Resolvedor privado de DNS1

Recurso Limite
Resolvedores privados de DNS por assinatura 15
Pontos de extremidade de entrada por resolvedor privado de DNS 5
Pontos de extremidade de saída por resolvedor privado de DNS 5
Regras de encaminhamento por conjunto de regras de encaminhamento de DNS 1000
Links de rede virtual por conjunto de regras de encaminhamento de DNS 500
Pontos de extremidade de saída por conjunto de regras de encaminhamento de DNS 2
Conjuntos de regras de encaminhamento de DNS por ponto de extremidade de saída 2
Servidores DNS de destino por regra de encaminhamento 6
QPS por ponto de extremidade 10.000

1Limites diferentes podem ser impostos pelo portal do Azure até que o portal seja atualizado. Use o PowerShell para provisionar elementos até os limites mais atuais.

Restrições de rede virtual

As seguintes restrições se aplicam a redes virtuais:

  • VNets com criptografia habilitada não dão suporte ao Resolvedor Privado DNS do Azure.
  • Um resolvedor de DNS só pode fazer referência a uma rede virtual na mesma região que o resolvedor de DNS.
  • Um único resolvedor DNS pode referenciar apenas uma rede virtual. Vários resolvedores DNS não podem compartilhar a mesma rede virtual.

Restrições de sub-rede

As sub-redes usadas para o resolvedor de DNS têm as seguintes limitações:

  • Uma sub-rede deve ter um espaço de endereço mínimo de /28 ou um máximo de /24. Uma sub-rede /28 é suficiente para acomodar os limites atuais de endpoints. Um tamanho de sub-rede entre /27 e /24 poderá fornecer flexibilidade se esses limites forem alterados.
  • Vários pontos de extremidade de resolvedor DNS não podem compartilhar uma subrede. Um único ponto de extremidade de resolvedor DNS só pode usar uma única sub-rede.
  • Todas as configurações de IP para um ponto de extremidade de entrada do resolvedor DNS devem referenciar a mesma sub-rede onde o ponto de extremidade está provisionado.
  • A sub-rede usada para um ponto de extremidade de entrada do resolvedor de DNS deve estar dentro da rede virtual referenciada pelo resolvedor de DNS pai.
  • A sub-rede só pode ser delegada a Microsoft.Network/dnsResolvers e não pode ser usada para outros serviços.

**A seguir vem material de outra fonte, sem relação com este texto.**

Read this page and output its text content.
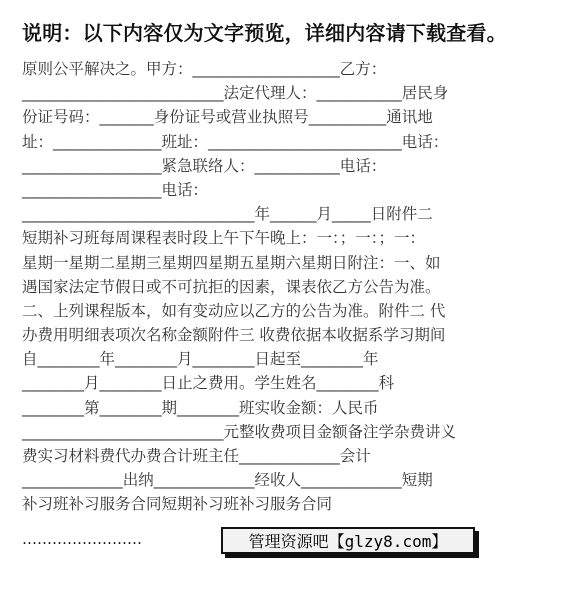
说明：以下内容仅为文字预览，详细内容请下载查看。
原则公平解决之。甲方：___________________乙方：
__________________________法定代理人：___________居民身
份证号码：_______身份证号或营业执照号__________通讯地
址：______________班址：_________________________电话：
__________________紧急联络人：___________电话：
__________________电话：
______________________________年______月_____日附件二
短期补习班每周课程表时段上午下午晚上：一：；一：；一：
星期一星期二星期三星期四星期五星期六星期日附注：一、如
遇国家法定节假日或不可抗拒的因素，课表依乙方公告为准。
二、上列课程版本，如有变动应以乙方的公告为准。附件二 代
办费用明细表项次名称金额附件三 收费依据本收据系学习期间
自________年________月________日起至________年
________月________日止之费用。学生姓名________科
________第________期________班实收金额：人民币
__________________________元整收费项目金额备注学杂费讲义
费实习材料费代办费合计班主任_____________会计
_____________出纳_____________经收人_____________短期
补习班补习服务合同短期补习班补习服务合同
……………………	管理资源吧【glzy8.com】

Restrições de ponto de extremidade de saída

Os pontos de extremidade de saída têm as seguintes limitações:

  • Você não pode excluir um ponto de extremidade de saída, a menos que primeiro exclua o conjunto de regras de encaminhamento DNS e os links de rede virtual associados a ele.

Restrições de conjunto de regras

  • Os conjuntos de regras podem ter até 1.000 regras.
  • Rulesets não é compatível com a vinculação entre locatários.

Outras restrições

  • Você não pode vincular conjuntos de regras entre locatários.
  • Você não pode usar sub-redes habilitadas para IPv6.
  • O resolvedor privado de DNS não dá suporte ao FastPath do Azure ExpressRoute.
  • O resolvedor privado de DNS não é compatível com Azure Lighthouse.
    • Para ver se o Azure Lighthouse está em uso, pesquise Provedores de serviços no portal do Azure e selecione Ofertas do provedor de serviços.